The UK Royal Navy Batch 2 River-class offshore patrol vessel HMS Forth (P222) began her first patrol around the Falklands, the service announced.

The 2,000-tonne patrol ship arrived in the South Atlantic islands, after a 9,000-mile journey from Portsmouth, to take on duties of HMS Clyde (P257) which has patrolled around the Falklands and nearby South Georgia Islands for the past dozen years. HMS Clyde, one of four first-generation River-class ships, was decommissioned from the Navy service following her arrival at HM Naval Base Portsmouth on Dec. 20.

Forth picks up where her predecessor left off, working with the Royal Air Force (RAF) and British Army units based in the Falklands, “providing reassurance to locals, visiting inhabitants of the outlying islands, and supporting the territory’s authorities in everything from ceremonial events through to assisting with emergencies”.

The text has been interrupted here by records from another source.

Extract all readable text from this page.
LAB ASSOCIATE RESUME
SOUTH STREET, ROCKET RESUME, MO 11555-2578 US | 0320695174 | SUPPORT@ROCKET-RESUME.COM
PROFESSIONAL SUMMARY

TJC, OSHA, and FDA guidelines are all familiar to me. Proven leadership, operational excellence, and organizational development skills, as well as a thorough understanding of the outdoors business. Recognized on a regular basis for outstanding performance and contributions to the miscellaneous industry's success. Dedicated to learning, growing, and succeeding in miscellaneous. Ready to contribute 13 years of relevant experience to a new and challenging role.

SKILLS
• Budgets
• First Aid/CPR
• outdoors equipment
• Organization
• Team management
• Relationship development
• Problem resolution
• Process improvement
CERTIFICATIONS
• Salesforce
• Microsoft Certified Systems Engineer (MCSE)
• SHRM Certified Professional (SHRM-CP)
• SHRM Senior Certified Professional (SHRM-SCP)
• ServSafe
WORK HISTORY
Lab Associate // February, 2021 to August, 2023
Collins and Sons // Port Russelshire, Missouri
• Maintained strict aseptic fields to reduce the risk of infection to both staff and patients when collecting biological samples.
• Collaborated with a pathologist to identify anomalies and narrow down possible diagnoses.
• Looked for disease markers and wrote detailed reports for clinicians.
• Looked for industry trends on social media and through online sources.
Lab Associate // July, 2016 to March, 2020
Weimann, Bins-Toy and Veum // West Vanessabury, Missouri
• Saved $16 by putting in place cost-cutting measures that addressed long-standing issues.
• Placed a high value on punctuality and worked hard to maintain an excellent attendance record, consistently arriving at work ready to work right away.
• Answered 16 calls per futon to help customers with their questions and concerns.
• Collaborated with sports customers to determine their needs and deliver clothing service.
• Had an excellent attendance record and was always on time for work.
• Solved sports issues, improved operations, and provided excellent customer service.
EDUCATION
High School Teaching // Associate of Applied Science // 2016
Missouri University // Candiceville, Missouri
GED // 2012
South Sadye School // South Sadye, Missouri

Even before the ship arrived at East Cove Military Port, about 30 miles southwest of the Falklands’ capital Stanley, she was working with two RAF Typhoon interceptors to see how the air and naval forces can work together. As with Clyde before her, Forth will operate from East Cove Military Port – there’s a small, specialist team of Royal Navy engineers on-site to support her – with one-third of the ship’s company changing every few weeks to keep her on station as long as possible.

Once at the remote port, the Commander of British Forces South Atlantic, Brigadier Nick Sawyer, was on hand to welcome Forth to the islands, stepping aboard to chat with Commanding Officer Commander Bob Laverty and his team.

The journey to the Falklands took Forth to Gibraltar and Mindelo in the Cape Verde Islands.

In the latter, the ship’s company paid their respects to British sailors buried in the Municipal Cemetery, where AB Craig Pollock paid tribute to fellow naval reservist T Henderson, laying a wreath on the grave of the 17-year-old Shetlander who died serving with cruiser HMS Donegal on convoy duties in 1916.

From Cape Verde, the ship faced a 16-day, 5,200-mile voyage to her new home – a journey which meant she was at sea over both Christmas and New Year.

That included passing over the Equator and upholding the nautical tradition of the ‘Crossing the Line’ ceremony, paying homage to King Neptune and his band of dubious characters from under the ocean, followed by a ‘hands to bathe’ – allowing all on board to swim in the Atlantic with nothing beneath them but more than 4,000 metres of water.

HMS Forth is the first of the Royal Navy’s five next-generation patrol ships.

As well as being nearly a generation ahead of their forebears, the five new Rivers (HMS Medway is in service, HMS Trent is about to be handed over, HMS Tamar and HMS Spey are nearing completion) are bigger, faster, more heavily armed, able to land and refuel Wildcat and Merlin helicopters, carry more than 50 troops on missions if needed, and can stay at sea a fortnight longer than the original quartet.